2. Pertumbuhan dan Pemeliharaan Jaringan Tubuh


Protein, mineral, dan air adalah bagian dari jaringan tubuh. Oleh karena itu,
diperlukan untuk membentuk sel-sel baru, memelihara, dan mengganti sel-sel
yang rusak. Dalam fungsi ini ketiga zat gizi tersebut dinamakan zat pembangun.

3. Mengatur Proses Tubuh


Protein, mineral, air dan vitamin diperlukan untuk mengatur proses tubuh. Protein
mengatur keseimbangan air di dalam sel, bertindak sebagai buffer dalam upaya
memelihara netralitas tubuh dan membentuk antibodi sebagai penangkal
organisme yang bersifat infektif. Mineral dan vitamin diperlukan sebagai pengatur
dalam proses-proses oksidasi, fungsi normal saraf dan otot serta banyak proses
lain yang terjadi di dalam tubuh termasuk proses menua. Air diperlukan untuk
melarutkan bahan-bahan di dalam tubuh seperti dalam darah, pembuangan sisa-
sisa/ ekskresi dan lain-lain proses tubuh. Dalam fungsi mengatur proses tubuh ini,
protein, mineral, air, dan vitamin dinamakan zat pengatur (Almatsier, 2004).

E. Status gizi
Status gizi adalah keadaan tubuh sebagai akibat konsumsi makanan dan
penggunaan zat-zat gizi (Almatsier, 2004). Status gizi ini menjadi penting karena
merupakan salah satu faktor risiko untuk terjadinya kesakitan dan kematian. Status
gizi yang baik bagi seseorang akan berkontribusi terhadap kesehatannya dan juga
terhadap kemampuan dalam proses pemulihan. Status gizi masyarakat dapat diketahui
melalui penilaian konsumsi pangannya berdasarkan data kuantitatif maupun kualitatif
(Achadi, 2007). Penilaian status gizi dapat dinilai secara langsung dan tidak langsung.

7
Penilaian status gizi secara langsung dapat dibagi menjadi empat yaitu (Supariasa,
2002) :
1. Antropometri
Ditinjau dari sudut pandang gizi, maka antropometri gizi berhubungan dengan
berbagai macam pengukuran dimensi tubuh komposisi tubuh dari berbagai tingkat
umur dan tingkat gizi. Antropometri secara umum digunakan untuk melihat
ketidakseimbangan asupan protein energi. Ketidakseimbangan ini terlihat pada
pola pertumbuhan fisik dan proporsi jaringan tubuh seperti lemak, otot, dan
jumlah air dalam tubuh.

2. Klinis
Pemeriksaan klinis adalah metode yang sangat penting untuk menilai status gizi
masyarakat.
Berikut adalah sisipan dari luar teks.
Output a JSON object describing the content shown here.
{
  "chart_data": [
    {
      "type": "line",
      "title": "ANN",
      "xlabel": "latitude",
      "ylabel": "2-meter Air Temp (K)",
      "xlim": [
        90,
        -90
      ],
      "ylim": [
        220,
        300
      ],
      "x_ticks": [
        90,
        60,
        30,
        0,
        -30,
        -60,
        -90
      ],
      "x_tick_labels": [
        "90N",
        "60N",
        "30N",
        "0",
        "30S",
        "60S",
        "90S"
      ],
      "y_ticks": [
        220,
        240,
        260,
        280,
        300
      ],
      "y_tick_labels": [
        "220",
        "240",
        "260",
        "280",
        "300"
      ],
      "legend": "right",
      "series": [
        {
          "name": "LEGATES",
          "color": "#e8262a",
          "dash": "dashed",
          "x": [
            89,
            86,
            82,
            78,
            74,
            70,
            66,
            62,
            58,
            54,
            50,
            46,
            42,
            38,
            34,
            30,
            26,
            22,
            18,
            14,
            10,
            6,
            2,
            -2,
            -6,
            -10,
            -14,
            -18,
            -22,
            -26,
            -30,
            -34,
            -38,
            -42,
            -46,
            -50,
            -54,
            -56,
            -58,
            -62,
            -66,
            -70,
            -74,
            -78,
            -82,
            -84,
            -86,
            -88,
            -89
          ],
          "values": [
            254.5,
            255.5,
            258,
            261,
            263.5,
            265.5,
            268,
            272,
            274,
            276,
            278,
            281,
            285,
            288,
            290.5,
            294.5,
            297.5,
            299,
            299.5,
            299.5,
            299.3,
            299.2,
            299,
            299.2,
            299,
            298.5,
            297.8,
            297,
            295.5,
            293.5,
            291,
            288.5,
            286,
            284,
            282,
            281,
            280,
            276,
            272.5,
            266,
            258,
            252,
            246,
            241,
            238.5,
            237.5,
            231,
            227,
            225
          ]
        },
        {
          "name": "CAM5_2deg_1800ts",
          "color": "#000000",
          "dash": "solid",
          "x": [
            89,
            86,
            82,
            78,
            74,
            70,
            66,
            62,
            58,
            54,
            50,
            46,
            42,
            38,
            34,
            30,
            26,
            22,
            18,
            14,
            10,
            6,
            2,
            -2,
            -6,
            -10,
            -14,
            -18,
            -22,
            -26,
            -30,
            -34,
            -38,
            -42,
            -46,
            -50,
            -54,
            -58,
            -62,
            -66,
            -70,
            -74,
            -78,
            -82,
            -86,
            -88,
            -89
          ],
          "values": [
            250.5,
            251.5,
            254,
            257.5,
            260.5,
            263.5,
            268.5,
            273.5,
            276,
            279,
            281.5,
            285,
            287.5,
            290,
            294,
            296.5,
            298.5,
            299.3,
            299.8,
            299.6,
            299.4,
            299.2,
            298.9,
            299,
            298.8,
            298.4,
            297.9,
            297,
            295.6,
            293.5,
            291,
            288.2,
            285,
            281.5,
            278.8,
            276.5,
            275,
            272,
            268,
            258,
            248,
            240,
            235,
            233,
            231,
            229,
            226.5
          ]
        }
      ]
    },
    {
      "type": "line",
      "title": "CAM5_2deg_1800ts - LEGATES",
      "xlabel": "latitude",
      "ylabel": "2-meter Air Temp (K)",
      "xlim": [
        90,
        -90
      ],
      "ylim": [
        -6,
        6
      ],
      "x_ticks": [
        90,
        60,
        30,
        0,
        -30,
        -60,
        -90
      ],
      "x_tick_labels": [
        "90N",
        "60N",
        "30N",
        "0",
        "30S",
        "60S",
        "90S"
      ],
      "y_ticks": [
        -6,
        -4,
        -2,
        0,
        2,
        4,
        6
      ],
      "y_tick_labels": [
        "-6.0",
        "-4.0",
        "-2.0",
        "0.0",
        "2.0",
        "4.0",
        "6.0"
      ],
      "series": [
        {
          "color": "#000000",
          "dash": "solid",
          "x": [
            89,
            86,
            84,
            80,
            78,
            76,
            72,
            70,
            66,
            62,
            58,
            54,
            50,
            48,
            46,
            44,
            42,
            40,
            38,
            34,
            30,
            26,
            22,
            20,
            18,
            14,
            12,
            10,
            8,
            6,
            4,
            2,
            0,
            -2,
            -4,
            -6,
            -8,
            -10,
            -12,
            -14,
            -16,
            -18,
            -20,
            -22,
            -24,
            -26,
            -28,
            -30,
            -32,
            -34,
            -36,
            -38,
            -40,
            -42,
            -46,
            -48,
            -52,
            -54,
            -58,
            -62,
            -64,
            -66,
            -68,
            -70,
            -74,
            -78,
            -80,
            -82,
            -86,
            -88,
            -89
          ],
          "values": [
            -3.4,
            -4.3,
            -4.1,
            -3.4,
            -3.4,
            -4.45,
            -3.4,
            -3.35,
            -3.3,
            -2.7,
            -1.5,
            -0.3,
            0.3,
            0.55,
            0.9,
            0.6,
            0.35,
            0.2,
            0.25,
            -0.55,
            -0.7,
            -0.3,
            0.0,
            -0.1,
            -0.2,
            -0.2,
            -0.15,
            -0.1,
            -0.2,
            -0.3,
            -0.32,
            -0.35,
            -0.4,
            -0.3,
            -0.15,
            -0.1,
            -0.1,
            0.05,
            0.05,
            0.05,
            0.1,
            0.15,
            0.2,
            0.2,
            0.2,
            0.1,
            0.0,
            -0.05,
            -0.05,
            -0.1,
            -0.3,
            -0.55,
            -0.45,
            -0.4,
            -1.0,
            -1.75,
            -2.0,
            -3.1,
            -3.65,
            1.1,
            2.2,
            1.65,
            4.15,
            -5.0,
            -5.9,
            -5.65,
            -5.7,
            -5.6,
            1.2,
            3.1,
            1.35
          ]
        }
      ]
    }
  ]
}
Metode ini didasarkan atas perubahan – perubahan yang terjadi yang
dihubungkan dengan ketidakcukupan zat gizi. Hal ini dapat dilihat pada jaringan
epitel seperti kulit, mata, rambut dan mukosa oral atau pada organ-organ yang
dekat dengan permukaan tubuh seperti kelenjar tiroid. Penggunaan metode ini
umumnya untuk survei klinis secara cepat.survei ini dirancang untuk mendeteksi
secara cepat tanda-tanda klinis umum dari kekurangan salah satu atau lebih zat
gizi. Disamping itu digunakan untuk mengetahui tingkat status gizi seseorang
dengan melakukan pemeriksaan fisik yaitu tanda dan gejala atau riwayat
penyakit.

3. Biokimia
Penilaian status gizi dengan biokimia adalah pemeriksaan spesimen yang diuji
secara laboratorium yang dilakukan pada berbagai macam jaringan tubuh.
Jaringan tubuh yang digunakan antara lain darah, urine, tinja, dan juga beberapa
jaringan tubuh seperti hati dan otot.

4. Biofisik
Penentuan status gizi secara biofisik adalah metode penentuan status gizi dengan
melihat kemampuan fungsi (khususnya jaringan) dan melihat perubahan stuktur
dari jaringan. Umumnya dapat digunakan dalam situasi tertentu seperti kejadian
buta senja epidemik. Cara yang digunakan adalah tes adaptasi gelap.

8
F. Gizi kurang pada anak usia sekolah
Penyebab gizi kurang menurut supariasa (2002) dibedakan menjadi penyebab
langsung dan tidak langsung. Penyebab langsung yaitu asupan makan dan penyakit
infeksi. Penyebab tidak langsung yaitu ekonomi, pengetahuan dan pelayanan
kesehatan. Schroeder (2001), menyatakan bahwa kekurangan gizi dipengaruhi oleh
konsumsi makan-makanan yang kurang dan adanya penyakit infeksi sedangkan
penyebab mendasar adalah makanan, perawatan (pola asuh) dan pelayanan kesehatan.
Unicef (1990 dalam bapenas 2006) menyatakan masalah gizi kurang dan buruk
dipengaruhi langsung oleh faktor konsumsi pangan dan penyakit infeksi. Secara tidak
langsung dipengaruhi oleh pola asuh, ketersediaan pangan, faktor sosial-ekonomi,
budaya dan politik.
Menurut Almatsier (2004) akibat kurang gizi terhadap proses tubuh
bergantung pada zat-zat apa yang kurang. Kekurangan gizi secara umum (makanan
kurang dalam kuantitas dan kualitas) menyebabkan gangguan pada proses
pertumbuhan, produksi tenaga, pertahanan tubuh, struktur dan fungsi otak, perilaku.
Oleh karena itu, masalah kurang gizi harus segera diatasi berdasarkan penyebabnya.
Salah satu penyebab gizi kurang yang dapat diatasi lebih dulu yaitu karena
asupan makanan. Salah satu tata laksana mengatasi kesulitan makan pada anak usia
sekolah yaitu dengan memperbaiki kekurangan makanan yang diperlukan misalnya
jenis makanan, jumah makanan, jadwal pemberian maakan, perilaku dan suasana
makan ( Sunarjo, 2012). Pembuatan menu makanan dengan gizi seimbang yang
bervariasi setiap harinya bisa menjadi salah satu implementasi yang dapat dilakukan
untuk mengatasi masalah sulit makan pada anak.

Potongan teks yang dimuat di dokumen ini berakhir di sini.